Impacto de los felinos en la estabilidad emocional y la salud
Existen cinco ejes fundamentales donde los gatos influyen positivamente en sus cuidadores, promoviendo no solo la compañía, sino también el sentido de la responsabilidad y el manejo de la ansiedad:
- Presencia leal y disminución de la ansiedad: La soledad suele generar un vacío cotidiano que la figura del gato logra llenar. Estos animales ofrecen un acompañamiento constante, libre de críticas o demandas sociales, lo que aporta equilibrio al hogar. Según los datos de Sanicat,
“casi el 95% de los españoles consideran a sus gatos un refugio emocional en los momentos difíciles”
, confirmando que su sola presencia es capaz de aliviar el estrés derivado del aislamiento.
- Efecto sanador del ronroneo: El sonido emitido por los gatos es, en realidad, una vibración con fines terapéuticos que actúa sobre el sistema nervioso de los humanos. Diversas investigaciones señalan que estas frecuencias logran estabilizar la actividad nerviosa y reducir la producción de cortisol, la hormona vinculada al estrés. Nerea Gilabert, experta en pedagogía terapéutica de Biak Bat, describe este fenómeno como una “vibración única y melodiosa” que induce a la calma y ayuda a gestionar la angustia emocional.
- Fomento del propósito y la rutina: El compromiso de cuidar a un ser vivo establece hábitos y un sentido de vida. Acciones como alimentar, limpiar y jugar con la mascota fuerzan la creación de horarios regulares, otorgando una motivación diaria. Esta carga de responsabilidad actúa como un soporte vital para quienes se sienten aislados, permitiéndoles enfocar su energía fuera de sus problemas personales y combatir el desánimo.

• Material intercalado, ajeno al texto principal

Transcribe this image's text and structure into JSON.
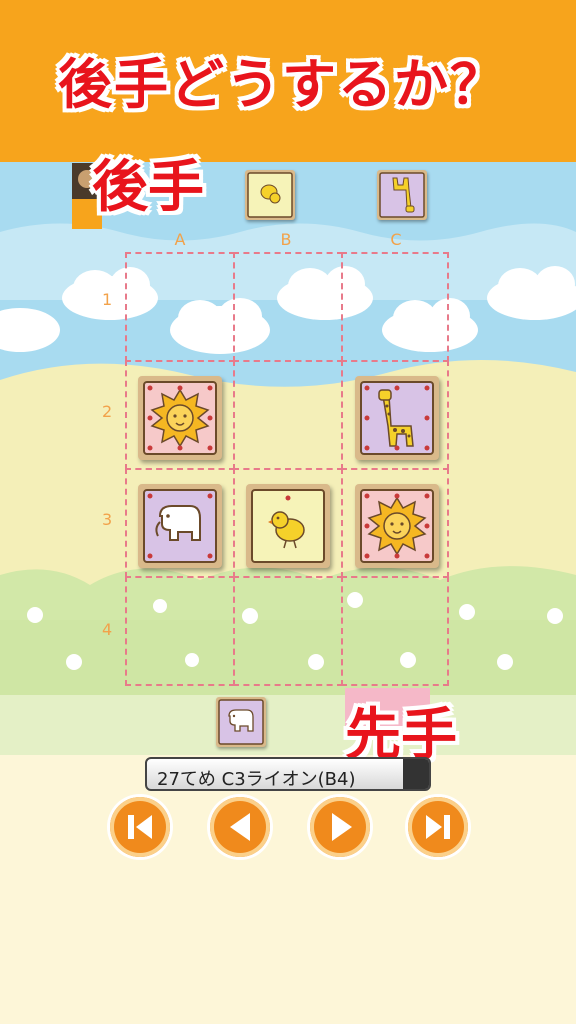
{
  "header": {
    "title": "後手どうするか？"
  },
  "board": {
    "columns": [
      "A",
      "B",
      "C"
    ],
    "rows": [
      "1",
      "2",
      "3",
      "4"
    ],
    "pieces": [
      {
        "square": "A2",
        "animal": "lion"
      },
      {
        "square": "C2",
        "animal": "giraffe"
      },
      {
        "square": "A3",
        "animal": "elephant"
      },
      {
        "square": "B3",
        "animal": "chick"
      },
      {
        "square": "C3",
        "animal": "lion"
      }
    ]
  },
  "gote": {
    "label": "後手",
    "hand": [
      "chick",
      "giraffe"
    ]
  },
  "sente": {
    "label": "先手",
    "hand": [
      "elephant"
    ]
  },
  "move_record": {
    "text": "27てめ C3ライオン(B4)"
  },
  "controls": {
    "buttons": [
      "first",
      "previous",
      "next",
      "last"
    ]
  },
  "colors": {
    "header": "#f7a41c",
    "label_red": "#e8141c",
    "button_orange": "#f08a1c",
    "grid_dash": "#e87a8a"
  }
}
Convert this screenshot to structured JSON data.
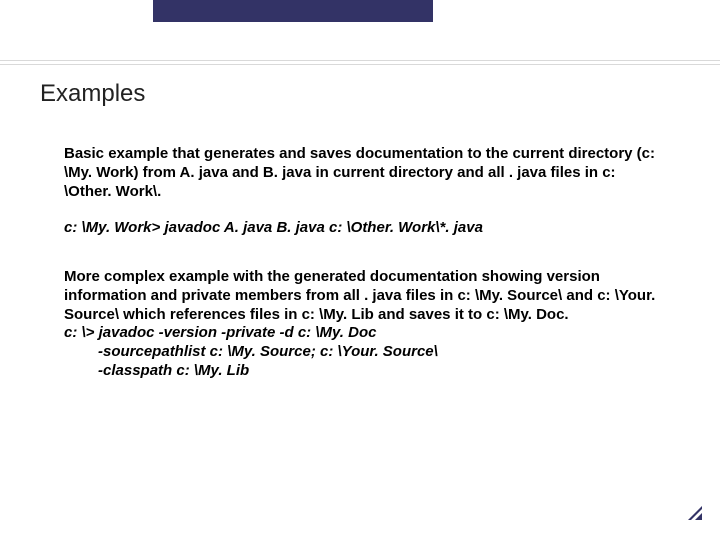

- Vínculo no intrusivo y seguro: Gilabert explica que las intervenciones asistidas con Gatos (IAG) proporcionan un contacto predecible y una relación que no resulta invasiva. Esta característica refuerza la seguridad emocional del individuo, permitiendo que se exprese sin temor a ser juzgado, lo que facilita enormemente la gestión de emociones negativas y la creación de nexos afectivos saludables.
- Activación de la curiosidad y el intelecto: Analizar el comportamiento gatuno, sus gestos y sus costumbres diarias incentiva la atención plena. Este tipo de estímulos cognitivos promueven el aprendizaje constante y generan momentos de diversión, rompiendo con la monotonía que suele acompañar a las personas que viven solas. La relación diaria con un gato se traduce en una fuente inagotable de bienestar y descubrimientos.
El reconocimiento de los gatos como aliados estratégicos contra la soledad es una tendencia que cuenta con el respaldo de la ciencia y la experiencia cotidiana. La combinación de una lealtad sin condiciones, el fomento de emociones positivas y el respeto a la autonomía personal confirma que estos animales son un recurso esencial para mejorar la salud mental de las personas en cualquier etapa de la vida.